John Ensign, the junior and juvenile Republican senator from Nevada, has announced that he will not seek re-election to the U.S. Senate in 2012, and it wasn't so surprising. Ensign, who had an affair with Cindy Hampton, one of his fundraising aides, is under investigation by the Senate Ethics Committee. The committee hopes to determine whether Ensign violated Senate rules by giving Cindy Hampton's husband and Ensign's ex-friend Doug Hampton lobbying work and then encouraging him to connect lobbying clients with the senator's office. Ensign's parents, meanwhile, gave money to the Hamptons - $96,000, which Ensign's lawyer described as a gift. This was all apparently done in the effort to keep news of the affair from leaking. Doug Hampton himself may be under investigation for similarly violating lobbying rules by steering clients to Ensign per the senator's suggestions. Hampton has suggested that the investigation of Ensign by the Senate - the Justice Department has determined that no criminal charges against the senator are necessary - is costing the government money and time, and Ensign should just resign his seat right now.
Wait: Ensign's parents got mixed up in all this?

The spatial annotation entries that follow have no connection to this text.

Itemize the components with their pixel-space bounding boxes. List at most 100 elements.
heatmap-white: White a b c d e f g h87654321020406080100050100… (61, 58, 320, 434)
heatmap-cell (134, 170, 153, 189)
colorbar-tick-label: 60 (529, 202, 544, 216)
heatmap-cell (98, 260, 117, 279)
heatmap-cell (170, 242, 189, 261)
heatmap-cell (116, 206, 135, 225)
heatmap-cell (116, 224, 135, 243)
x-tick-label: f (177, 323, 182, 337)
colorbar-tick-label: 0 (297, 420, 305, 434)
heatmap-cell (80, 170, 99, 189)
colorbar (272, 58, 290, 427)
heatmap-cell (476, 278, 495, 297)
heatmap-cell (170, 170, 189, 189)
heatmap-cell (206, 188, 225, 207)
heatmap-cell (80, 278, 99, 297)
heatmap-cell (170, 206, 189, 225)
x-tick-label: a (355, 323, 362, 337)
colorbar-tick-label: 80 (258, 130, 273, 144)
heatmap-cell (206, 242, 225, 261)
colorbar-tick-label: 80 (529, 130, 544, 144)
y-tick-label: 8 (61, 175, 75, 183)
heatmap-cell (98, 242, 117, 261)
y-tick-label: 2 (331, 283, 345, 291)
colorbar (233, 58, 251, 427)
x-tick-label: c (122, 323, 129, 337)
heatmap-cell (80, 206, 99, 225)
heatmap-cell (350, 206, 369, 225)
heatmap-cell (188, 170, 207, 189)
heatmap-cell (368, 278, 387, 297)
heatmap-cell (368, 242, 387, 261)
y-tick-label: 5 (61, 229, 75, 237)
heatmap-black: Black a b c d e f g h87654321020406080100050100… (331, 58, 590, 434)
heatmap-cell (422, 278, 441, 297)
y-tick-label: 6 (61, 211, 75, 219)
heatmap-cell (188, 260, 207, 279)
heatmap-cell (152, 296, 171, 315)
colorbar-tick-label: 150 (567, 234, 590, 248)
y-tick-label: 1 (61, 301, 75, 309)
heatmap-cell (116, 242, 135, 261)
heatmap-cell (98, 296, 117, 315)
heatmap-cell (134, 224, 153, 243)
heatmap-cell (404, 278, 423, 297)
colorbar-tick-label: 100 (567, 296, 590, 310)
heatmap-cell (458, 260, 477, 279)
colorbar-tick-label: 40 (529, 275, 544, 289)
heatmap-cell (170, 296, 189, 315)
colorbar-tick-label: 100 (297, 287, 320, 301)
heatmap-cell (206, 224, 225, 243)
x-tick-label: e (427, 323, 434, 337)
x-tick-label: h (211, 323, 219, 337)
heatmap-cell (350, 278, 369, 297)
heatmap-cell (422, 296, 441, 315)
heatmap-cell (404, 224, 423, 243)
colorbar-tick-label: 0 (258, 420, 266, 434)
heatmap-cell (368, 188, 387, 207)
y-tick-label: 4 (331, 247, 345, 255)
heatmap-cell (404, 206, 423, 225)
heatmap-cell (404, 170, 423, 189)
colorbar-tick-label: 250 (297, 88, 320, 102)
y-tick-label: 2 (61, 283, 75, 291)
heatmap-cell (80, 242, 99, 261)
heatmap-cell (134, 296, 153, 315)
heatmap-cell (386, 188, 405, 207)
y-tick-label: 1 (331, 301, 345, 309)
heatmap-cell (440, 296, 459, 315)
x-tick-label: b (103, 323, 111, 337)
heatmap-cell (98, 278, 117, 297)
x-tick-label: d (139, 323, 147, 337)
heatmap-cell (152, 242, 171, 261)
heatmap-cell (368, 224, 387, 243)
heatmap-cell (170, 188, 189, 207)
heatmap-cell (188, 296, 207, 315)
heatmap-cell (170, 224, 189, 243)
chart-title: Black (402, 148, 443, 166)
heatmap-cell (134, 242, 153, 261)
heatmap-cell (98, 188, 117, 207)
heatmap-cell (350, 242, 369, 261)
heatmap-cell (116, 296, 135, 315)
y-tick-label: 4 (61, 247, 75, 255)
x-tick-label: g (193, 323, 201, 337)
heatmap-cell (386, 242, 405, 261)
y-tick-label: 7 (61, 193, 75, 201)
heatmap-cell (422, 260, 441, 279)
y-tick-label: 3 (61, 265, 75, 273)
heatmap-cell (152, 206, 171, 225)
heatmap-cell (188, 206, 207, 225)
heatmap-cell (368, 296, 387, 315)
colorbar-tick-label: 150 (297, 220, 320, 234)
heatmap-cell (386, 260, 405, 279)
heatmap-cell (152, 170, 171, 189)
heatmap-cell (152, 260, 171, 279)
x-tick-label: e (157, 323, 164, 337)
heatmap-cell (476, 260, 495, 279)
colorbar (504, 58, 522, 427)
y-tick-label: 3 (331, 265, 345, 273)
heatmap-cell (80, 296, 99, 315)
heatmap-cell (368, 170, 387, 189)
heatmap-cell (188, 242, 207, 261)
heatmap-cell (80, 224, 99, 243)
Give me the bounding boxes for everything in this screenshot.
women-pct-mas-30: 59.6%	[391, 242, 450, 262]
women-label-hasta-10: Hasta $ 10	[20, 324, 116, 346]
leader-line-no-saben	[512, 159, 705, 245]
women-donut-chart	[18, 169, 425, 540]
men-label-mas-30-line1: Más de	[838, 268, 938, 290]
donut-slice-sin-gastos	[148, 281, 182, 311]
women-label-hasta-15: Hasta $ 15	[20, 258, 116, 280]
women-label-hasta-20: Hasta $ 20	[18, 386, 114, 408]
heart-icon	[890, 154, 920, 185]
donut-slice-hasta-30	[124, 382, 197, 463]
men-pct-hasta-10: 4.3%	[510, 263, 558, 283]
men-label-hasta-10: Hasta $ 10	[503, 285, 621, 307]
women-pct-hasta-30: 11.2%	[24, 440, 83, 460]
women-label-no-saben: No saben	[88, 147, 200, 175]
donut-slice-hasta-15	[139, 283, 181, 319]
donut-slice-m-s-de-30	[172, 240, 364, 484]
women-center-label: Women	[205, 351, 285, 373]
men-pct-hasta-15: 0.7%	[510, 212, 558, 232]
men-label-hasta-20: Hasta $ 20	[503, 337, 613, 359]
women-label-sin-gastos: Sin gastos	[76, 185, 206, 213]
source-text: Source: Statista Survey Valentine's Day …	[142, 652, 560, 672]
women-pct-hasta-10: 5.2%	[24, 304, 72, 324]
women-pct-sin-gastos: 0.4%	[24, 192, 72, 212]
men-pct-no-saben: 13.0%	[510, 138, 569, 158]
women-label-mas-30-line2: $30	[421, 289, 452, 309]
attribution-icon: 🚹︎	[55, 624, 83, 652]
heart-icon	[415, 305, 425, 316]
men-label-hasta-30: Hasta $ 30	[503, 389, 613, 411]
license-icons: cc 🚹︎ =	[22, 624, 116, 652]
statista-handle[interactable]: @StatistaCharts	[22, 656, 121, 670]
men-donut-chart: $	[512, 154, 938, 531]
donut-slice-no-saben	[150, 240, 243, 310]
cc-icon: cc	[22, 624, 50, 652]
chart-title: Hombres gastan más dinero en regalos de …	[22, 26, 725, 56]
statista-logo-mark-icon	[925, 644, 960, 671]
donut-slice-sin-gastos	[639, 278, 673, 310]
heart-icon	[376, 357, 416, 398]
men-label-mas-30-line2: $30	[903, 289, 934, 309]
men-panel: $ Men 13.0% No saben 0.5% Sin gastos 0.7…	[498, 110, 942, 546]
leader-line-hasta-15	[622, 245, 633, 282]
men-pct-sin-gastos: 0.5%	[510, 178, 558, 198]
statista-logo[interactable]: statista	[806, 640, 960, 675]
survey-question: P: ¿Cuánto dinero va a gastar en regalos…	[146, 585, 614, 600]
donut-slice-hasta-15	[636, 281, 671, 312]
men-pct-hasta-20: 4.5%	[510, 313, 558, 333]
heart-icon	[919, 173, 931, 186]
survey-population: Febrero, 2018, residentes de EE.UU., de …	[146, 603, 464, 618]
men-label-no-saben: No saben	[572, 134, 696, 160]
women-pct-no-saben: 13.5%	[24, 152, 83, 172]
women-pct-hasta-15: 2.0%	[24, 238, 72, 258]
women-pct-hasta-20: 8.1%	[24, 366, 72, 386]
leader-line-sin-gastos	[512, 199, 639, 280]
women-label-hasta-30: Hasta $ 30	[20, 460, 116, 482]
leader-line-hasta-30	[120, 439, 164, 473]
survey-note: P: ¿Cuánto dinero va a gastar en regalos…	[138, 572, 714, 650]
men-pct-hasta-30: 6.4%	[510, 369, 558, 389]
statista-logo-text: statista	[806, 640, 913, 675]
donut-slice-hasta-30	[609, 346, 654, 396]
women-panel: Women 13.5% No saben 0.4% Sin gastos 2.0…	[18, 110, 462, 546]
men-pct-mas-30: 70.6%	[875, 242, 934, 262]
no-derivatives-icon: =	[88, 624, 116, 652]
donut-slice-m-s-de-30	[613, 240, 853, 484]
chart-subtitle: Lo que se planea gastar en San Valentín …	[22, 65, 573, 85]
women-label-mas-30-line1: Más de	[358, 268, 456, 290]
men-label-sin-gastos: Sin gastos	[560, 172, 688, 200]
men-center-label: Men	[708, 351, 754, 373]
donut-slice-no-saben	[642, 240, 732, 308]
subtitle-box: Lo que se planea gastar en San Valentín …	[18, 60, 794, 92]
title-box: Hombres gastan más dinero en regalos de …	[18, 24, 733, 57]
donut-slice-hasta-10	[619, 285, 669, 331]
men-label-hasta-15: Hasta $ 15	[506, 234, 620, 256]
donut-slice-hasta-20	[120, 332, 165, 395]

Anyway, it's a big mess. Meanwhile, Republican Representative Dean Heller has become the favorite for the 2012 Republican nomination for Ensign's seat; his fellow congressional delegate Shelley Berkley is the favorite for the Democratic nomination. While Heller may have the edge as the national momentum is still with the Republicans, the growth of Nevada's Hispanic population - and Harry Reid's unexpectedly impressive performance in winning a fifth term over Republican challenger Sharron Angle - could help tilt this seat to the Democrats despite Ensign's retirement.
And Sharron Angle may be back for another crack at a Senate seat. Remember, Ensign almost beat Reid in 1998, then picked up Nevada's other Senate seat - vacated by Richard Bryan - in 2000. So there's a precedent here.
Regarding Ensign, Margaret Carlson of Bloomberg News suggests that the senator might have survived the sex scandal the way Louisiana Republican senator David Vitter survived his own prostitution scandal - by confessing publicly and apologizing. Carlson pointed out that it wasn't the crime that brought down Ensign, but the cover-up. After Watergate, you'd think people (people other than Vitter, anyway) would figure that out.